Os olhos do príncipe feliz estava cheios de lágrimas, e lágrimas corriam em suas faces douradas. Seu rosto era tão belo sob o luar que a pequena Andorinha encheu-se de compaixão.
- Quem é você?  disse ela.
- Sou o príncipe feliz.
Por que está chorando então? - perguntou a andorinha. - Encharcou-me completamente.
-Quando era vivo e tinha um coração humano - respondeu a estátua -, eu não sabia o que eram lágrimas, pois vivia no Palácio de Sans-Souci, onde à tristeza não é permitido entrar. Durante o dia, brincava com meus companheiros no jardim, e à noite conduzia a dança no grande salão. Em volta do jardim havia um muro muito alto, mas nunca me importei em saber em saber o que existia além dele, pois tudo ao meu redor era tão lindo. Meus cortesãos chamavam-me príncipe feliz, e feliz em verdade eu era, se o prazer é felicidade. Assim vivi e assim morri. E agora que estou morto, colocaram-me aqui tão alto que posso ver a feiúra e toda a miséria de minha cidade e, embora meu coração seja de chumbo, não posso fazer outra coisa senão chorar.
O quê? Ele não é de ouro maciço? - disse a andorinha para si. Era muito educada para fazer comentários pessoais em voz alta.
- Longe - continuou  a estátua com sua voz baixa e musical -, muito longe numa rua estreita, há uma casinha pobre. Uma janela está aberta e vejo uma mulher sentada à mesa. Tem o rosto magro e abatido, e as mãos ásperas, picadas pela agulha, pois é costureira.

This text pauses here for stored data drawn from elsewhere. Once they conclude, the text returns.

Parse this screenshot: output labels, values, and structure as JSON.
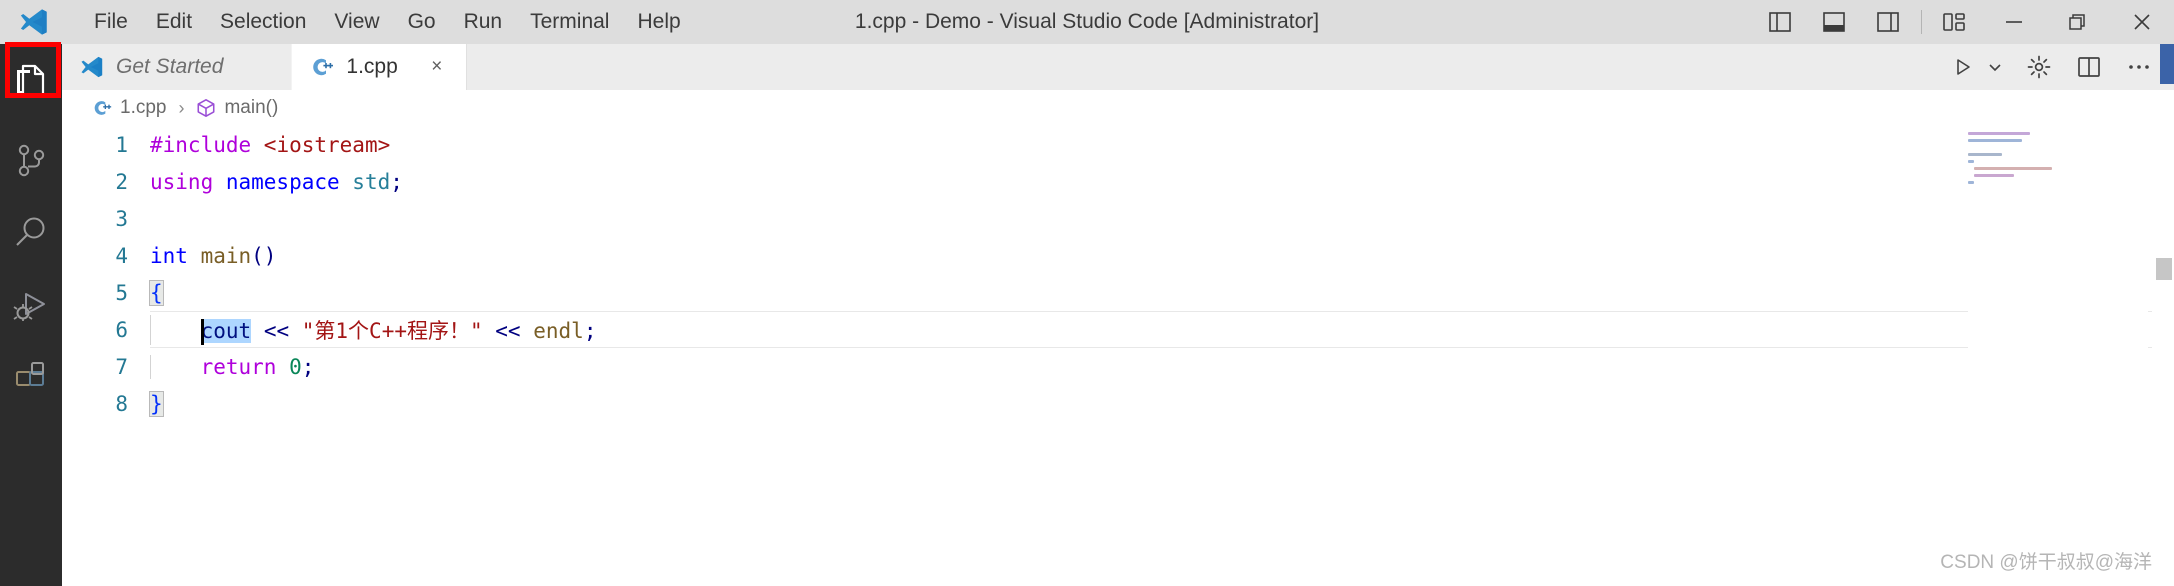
{
  "window": {
    "title": "1.cpp - Demo - Visual Studio Code [Administrator]",
    "logo_icon": "vscode-logo-icon"
  },
  "menubar": {
    "items": [
      {
        "label": "File"
      },
      {
        "label": "Edit"
      },
      {
        "label": "Selection"
      },
      {
        "label": "View"
      },
      {
        "label": "Go"
      },
      {
        "label": "Run"
      },
      {
        "label": "Terminal"
      },
      {
        "label": "Help"
      }
    ]
  },
  "titlebar_actions": {
    "toggle_primary_sidebar": "toggle-primary-sidebar-icon",
    "toggle_panel": "toggle-panel-icon",
    "toggle_secondary_sidebar": "toggle-secondary-sidebar-icon",
    "customize_layout": "customize-layout-icon",
    "minimize": "minimize-icon",
    "maximize": "maximize-restore-icon",
    "close": "close-icon"
  },
  "activitybar": {
    "items": [
      {
        "name": "explorer",
        "icon": "files-explorer-icon",
        "active": true,
        "highlighted": true
      },
      {
        "name": "source-control",
        "icon": "source-control-branch-icon",
        "active": false,
        "highlighted": false
      },
      {
        "name": "search",
        "icon": "search-magnifier-icon",
        "active": false,
        "highlighted": false
      },
      {
        "name": "run-and-debug",
        "icon": "run-and-debug-icon",
        "active": false,
        "highlighted": false
      },
      {
        "name": "extensions",
        "icon": "extensions-blocks-icon",
        "active": false,
        "highlighted": false
      }
    ],
    "highlight_color": "#fd0000"
  },
  "tabs": [
    {
      "label": "Get Started",
      "icon": "vscode-logo-icon",
      "active": false,
      "italic": true,
      "closable": false
    },
    {
      "label": "1.cpp",
      "icon": "cpp-file-icon",
      "active": true,
      "italic": false,
      "closable": true,
      "close_label": "×"
    }
  ],
  "editor_actions": [
    {
      "name": "run-code",
      "icon": "play-triangle-icon",
      "label": "▷"
    },
    {
      "name": "run-options-dropdown",
      "icon": "chevron-down-icon",
      "label": "⌄"
    },
    {
      "name": "run-settings",
      "icon": "gear-icon"
    },
    {
      "name": "split-editor-right",
      "icon": "split-editor-icon"
    },
    {
      "name": "more-actions",
      "icon": "ellipsis-icon",
      "label": "⋯"
    }
  ],
  "breadcrumb": {
    "items": [
      {
        "label": "1.cpp",
        "icon": "cpp-file-icon"
      },
      {
        "label": "main()",
        "icon": "symbol-method-cube-icon"
      }
    ],
    "separator": "›"
  },
  "code": {
    "language": "cpp",
    "active_line": 6,
    "line_numbers": [
      "1",
      "2",
      "3",
      "4",
      "5",
      "6",
      "7",
      "8"
    ],
    "lines": [
      {
        "n": "1",
        "tokens": [
          {
            "t": "#include ",
            "c": "t-pre"
          },
          {
            "t": "<iostream>",
            "c": "t-inc"
          }
        ]
      },
      {
        "n": "2",
        "tokens": [
          {
            "t": "using ",
            "c": "t-kw2"
          },
          {
            "t": "namespace ",
            "c": "t-key"
          },
          {
            "t": "std",
            "c": "t-type"
          },
          {
            "t": ";",
            "c": "t-op"
          }
        ]
      },
      {
        "n": "3",
        "tokens": []
      },
      {
        "n": "4",
        "tokens": [
          {
            "t": "int ",
            "c": "t-key"
          },
          {
            "t": "main",
            "c": "t-fn"
          },
          {
            "t": "()",
            "c": "t-op"
          }
        ]
      },
      {
        "n": "5",
        "tokens": [
          {
            "t": "{",
            "c": "t-brace bracket-hl"
          }
        ]
      },
      {
        "n": "6",
        "tokens": [
          {
            "t": "    ",
            "c": ""
          },
          {
            "t": "cout",
            "c": "t-var sel"
          },
          {
            "t": " ",
            "c": ""
          },
          {
            "t": "<<",
            "c": "t-op"
          },
          {
            "t": " ",
            "c": ""
          },
          {
            "t": "\"第1个C++程序！\"",
            "c": "t-str"
          },
          {
            "t": " ",
            "c": ""
          },
          {
            "t": "<<",
            "c": "t-op"
          },
          {
            "t": " ",
            "c": ""
          },
          {
            "t": "endl",
            "c": "t-fn"
          },
          {
            "t": ";",
            "c": "t-op"
          }
        ]
      },
      {
        "n": "7",
        "tokens": [
          {
            "t": "    ",
            "c": ""
          },
          {
            "t": "return ",
            "c": "t-kw2"
          },
          {
            "t": "0",
            "c": "t-num"
          },
          {
            "t": ";",
            "c": "t-op"
          }
        ]
      },
      {
        "n": "8",
        "tokens": [
          {
            "t": "}",
            "c": "t-brace bracket-hl"
          }
        ]
      }
    ]
  },
  "watermark": {
    "text": "CSDN @饼干叔叔@海洋"
  },
  "colors": {
    "titlebar_bg": "#dddddd",
    "activitybar_bg": "#2c2c2c",
    "editor_bg": "#ffffff",
    "tab_inactive_bg": "#ececec",
    "tab_active_bg": "#ffffff",
    "line_number": "#237893",
    "selection": "#add6ff",
    "accent_blue": "#0078d4"
  }
}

Está bordando flores-da-paixão num vestido de cetim para a mais adorável dama de honra da rainha vestir no próximo baile da corte. Num leito, no canto do quarto, está deitado seu filho doente.Tem febre, e pede laranjas. A mãe não tem nada para dar-lhe, exceto água do rio, e por isso ele está chorando. Andorinha, andorinha, pequena andorinha, não quer levar-lhe o rubi do cabo de minha espada? Meus pés estão presos a este pedestal e não posso me mover.
- Esperam-me no Egito - disse a andorinha. - Minhas amigas estão voando sobre o Nilo, conversando com as flores de lótus. Em breve vão dormir na tumba do grande rei. O próprio rei está ali, em seu sarcófago coberto de adornos. Está enrolado em linho amarelo e embalsamado com especiarias. Em seu pescoço há um colar de jade verde-pálido, e suas mãos são como folhas secas.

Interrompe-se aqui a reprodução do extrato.